Positive signals for business

Updated - December 03, 2021 08:08 am IST

Published - March 02, 2015 12:29 am IST

There are several features of Finance Minister Arun Jaitley’s first full-year Budget presented in Parliament on Saturday that are notable, such as the effort to widen the social security and pension net, the plan to severely penalise those holding illegal foreign accounts and assets, and the proposals to monetise idle gold holdings in the country. Yet, what stands out the most is the structural shift in the government’s attitude and approach to the business and corporate sector. This is evident from proposals such as the cut in corporate tax by a significant 5 percentage points, putting off the implementation of General Anti-Avoidance Rule (GAAR) by two more years, a sharp increase in >allocation to infrastructure , a proposed >Bankruptcy Code , an >electronic bill discounting scheme to help the smallest of businesses to tide over cash flow problems, and even a new law to handle disputes involving public contracts. Not since P. Chidambaram’s ‘dream budget’ of 1997, which slashed corporate tax rates and taxes on royalties among other things, have we seen such a business-friendly budget. Successive governments and Finance Ministers have considered business and industry as a sector that needed to be kept on a tight leash using the instrument of taxation. In that sense, the biggest reform measure that Mr. Jaitley has unleashed lies not in any of the budget proposals but in the changed mindset towards business — the recognition that it is a major stakeholder in the economy and that its growth needs to be fostered.
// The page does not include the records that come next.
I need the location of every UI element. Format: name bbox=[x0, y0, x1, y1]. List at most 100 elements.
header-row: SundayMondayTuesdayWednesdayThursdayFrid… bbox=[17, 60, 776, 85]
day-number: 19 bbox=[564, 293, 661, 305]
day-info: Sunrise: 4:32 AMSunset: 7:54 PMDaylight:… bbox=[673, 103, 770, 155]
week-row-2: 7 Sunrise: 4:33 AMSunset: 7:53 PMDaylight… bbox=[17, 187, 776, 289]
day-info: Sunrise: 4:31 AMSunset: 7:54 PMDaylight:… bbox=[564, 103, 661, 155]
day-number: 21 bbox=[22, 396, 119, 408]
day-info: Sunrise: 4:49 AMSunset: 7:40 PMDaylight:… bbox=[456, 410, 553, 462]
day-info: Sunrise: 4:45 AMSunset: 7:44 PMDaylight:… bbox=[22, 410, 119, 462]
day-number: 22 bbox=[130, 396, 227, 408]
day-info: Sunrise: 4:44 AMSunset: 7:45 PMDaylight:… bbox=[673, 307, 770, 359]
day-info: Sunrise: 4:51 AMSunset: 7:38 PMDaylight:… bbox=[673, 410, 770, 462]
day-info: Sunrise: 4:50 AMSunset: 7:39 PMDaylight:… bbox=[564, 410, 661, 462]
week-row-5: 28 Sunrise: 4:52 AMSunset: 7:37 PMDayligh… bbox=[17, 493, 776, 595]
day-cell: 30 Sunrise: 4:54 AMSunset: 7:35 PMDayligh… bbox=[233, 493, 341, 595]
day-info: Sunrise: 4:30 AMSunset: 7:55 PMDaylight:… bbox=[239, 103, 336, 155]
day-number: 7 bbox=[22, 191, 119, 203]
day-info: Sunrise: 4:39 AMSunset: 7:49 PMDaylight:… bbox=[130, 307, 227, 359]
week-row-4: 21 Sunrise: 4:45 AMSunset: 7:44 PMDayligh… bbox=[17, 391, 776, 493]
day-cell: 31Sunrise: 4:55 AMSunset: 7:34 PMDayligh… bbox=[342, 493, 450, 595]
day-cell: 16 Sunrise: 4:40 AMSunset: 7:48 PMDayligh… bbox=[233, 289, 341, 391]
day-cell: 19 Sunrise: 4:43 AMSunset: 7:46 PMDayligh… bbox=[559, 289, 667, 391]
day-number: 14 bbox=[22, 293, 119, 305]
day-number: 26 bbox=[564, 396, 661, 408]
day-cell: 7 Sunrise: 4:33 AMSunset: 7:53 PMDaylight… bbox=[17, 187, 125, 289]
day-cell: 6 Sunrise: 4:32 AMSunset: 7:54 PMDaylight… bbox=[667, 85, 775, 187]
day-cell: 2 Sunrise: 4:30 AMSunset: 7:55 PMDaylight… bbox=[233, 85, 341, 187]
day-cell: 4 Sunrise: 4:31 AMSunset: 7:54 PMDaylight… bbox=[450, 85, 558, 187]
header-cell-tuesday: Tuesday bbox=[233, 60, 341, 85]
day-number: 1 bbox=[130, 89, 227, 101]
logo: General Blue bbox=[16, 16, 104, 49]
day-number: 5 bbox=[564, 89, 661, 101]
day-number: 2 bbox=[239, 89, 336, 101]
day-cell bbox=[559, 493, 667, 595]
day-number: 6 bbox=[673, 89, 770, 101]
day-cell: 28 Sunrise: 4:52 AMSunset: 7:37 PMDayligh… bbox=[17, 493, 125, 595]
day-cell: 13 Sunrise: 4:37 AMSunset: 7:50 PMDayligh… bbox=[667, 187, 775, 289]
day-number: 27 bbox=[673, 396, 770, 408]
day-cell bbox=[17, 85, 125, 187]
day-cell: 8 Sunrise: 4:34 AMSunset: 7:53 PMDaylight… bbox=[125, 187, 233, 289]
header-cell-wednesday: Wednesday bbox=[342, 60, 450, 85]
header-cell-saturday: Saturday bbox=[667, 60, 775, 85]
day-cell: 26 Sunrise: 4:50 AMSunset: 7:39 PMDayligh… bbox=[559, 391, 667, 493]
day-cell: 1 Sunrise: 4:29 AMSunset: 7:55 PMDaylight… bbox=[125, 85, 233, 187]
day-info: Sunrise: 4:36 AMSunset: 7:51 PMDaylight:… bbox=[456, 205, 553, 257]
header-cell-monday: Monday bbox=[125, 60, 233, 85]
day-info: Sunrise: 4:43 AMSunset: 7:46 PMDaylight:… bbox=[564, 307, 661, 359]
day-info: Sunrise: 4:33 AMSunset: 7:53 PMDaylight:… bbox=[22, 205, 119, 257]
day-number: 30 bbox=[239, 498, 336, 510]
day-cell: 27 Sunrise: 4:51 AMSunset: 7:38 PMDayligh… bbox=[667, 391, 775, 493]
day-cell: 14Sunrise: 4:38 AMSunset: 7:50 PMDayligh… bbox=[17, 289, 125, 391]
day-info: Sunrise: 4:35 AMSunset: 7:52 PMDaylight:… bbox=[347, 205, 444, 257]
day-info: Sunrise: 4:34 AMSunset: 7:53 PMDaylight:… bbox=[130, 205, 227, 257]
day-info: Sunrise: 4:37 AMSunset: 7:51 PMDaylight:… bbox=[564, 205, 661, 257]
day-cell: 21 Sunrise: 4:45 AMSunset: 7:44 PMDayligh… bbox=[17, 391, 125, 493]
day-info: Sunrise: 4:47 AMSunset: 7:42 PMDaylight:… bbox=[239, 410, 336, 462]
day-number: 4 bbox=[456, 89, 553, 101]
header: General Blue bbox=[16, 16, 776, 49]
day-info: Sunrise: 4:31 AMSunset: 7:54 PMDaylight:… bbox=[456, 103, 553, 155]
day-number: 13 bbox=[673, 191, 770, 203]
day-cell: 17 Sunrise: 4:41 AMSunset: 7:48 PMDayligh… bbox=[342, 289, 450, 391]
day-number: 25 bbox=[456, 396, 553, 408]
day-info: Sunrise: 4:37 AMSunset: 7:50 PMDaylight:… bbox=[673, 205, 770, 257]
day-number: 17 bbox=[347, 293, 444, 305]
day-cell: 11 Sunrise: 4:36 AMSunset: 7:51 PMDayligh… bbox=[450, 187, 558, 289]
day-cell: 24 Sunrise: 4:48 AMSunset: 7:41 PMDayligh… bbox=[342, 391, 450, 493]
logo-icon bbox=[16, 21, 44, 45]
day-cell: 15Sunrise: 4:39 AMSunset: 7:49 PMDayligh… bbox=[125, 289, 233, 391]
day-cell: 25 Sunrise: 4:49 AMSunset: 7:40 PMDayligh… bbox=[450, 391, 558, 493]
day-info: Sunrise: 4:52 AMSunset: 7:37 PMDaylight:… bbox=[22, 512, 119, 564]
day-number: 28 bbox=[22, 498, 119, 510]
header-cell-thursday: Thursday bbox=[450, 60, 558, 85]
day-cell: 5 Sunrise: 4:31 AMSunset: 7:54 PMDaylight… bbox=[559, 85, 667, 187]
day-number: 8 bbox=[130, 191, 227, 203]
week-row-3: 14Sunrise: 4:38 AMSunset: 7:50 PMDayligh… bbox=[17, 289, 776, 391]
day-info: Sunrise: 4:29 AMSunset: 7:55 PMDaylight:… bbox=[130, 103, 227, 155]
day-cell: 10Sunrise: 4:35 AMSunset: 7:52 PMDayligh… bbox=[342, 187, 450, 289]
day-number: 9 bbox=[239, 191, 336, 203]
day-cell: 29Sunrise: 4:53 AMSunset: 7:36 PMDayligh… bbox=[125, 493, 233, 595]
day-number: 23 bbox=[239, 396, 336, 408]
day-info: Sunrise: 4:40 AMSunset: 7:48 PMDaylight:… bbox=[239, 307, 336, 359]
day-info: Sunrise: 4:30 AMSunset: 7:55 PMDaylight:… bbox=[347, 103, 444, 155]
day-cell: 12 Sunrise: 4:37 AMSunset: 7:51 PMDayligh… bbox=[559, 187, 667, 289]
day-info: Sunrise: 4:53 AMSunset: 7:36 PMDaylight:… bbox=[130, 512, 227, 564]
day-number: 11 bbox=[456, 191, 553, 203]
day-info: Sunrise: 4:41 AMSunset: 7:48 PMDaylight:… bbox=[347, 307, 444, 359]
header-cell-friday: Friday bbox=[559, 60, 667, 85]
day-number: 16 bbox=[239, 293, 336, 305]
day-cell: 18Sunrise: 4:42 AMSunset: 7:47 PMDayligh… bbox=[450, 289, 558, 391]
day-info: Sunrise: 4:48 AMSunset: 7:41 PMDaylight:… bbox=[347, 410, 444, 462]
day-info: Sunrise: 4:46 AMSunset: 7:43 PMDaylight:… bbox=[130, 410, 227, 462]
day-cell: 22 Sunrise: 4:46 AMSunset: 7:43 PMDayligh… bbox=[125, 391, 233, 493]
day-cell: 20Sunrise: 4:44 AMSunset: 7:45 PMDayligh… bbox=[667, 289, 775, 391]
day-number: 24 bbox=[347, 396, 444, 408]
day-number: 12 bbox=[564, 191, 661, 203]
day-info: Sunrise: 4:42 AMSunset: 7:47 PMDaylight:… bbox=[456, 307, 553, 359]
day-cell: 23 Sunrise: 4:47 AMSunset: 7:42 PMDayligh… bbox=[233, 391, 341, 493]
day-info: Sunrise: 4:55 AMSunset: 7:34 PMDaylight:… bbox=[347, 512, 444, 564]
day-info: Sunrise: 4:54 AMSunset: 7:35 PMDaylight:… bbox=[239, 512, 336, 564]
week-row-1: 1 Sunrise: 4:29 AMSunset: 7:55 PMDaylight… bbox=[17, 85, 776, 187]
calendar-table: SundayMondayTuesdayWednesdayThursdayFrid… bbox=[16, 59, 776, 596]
So, what explains this change? The obvious answer is that the BJP has always been known to be pro-business, especially Prime Minister Narendra Modi. So a business-friendly budget is nothing surprising. But that would only be a broad explanation of the change. The more immediate explanation, though, is that the Budget had to support the Make in India theme of the Prime Minister, and what better way to attract capital and investors than by reducing taxes and easing means to do business in India. The Budget goes a long way in supporting the pet theme of Mr. Modi, whose imprint is visible in other proposals too. With an estimated 12 to 14 million people joining the workforce every year, the importance of increasing jobs, especially in manufacturing, cannot be overemphasised. It does not matter whether Make in India is aimed at exports or at the domestic market; the bottom line is investment and jobs. The Budget is the reiteration of the Modi Government’s conscious shift towards supporting industry and business. Mr. Jaitley had said earlier the Budget is but one day in a year and reforms are possible in the remaining 364 days as well. If that is any indication, then more reforms lie ahead for business and industry.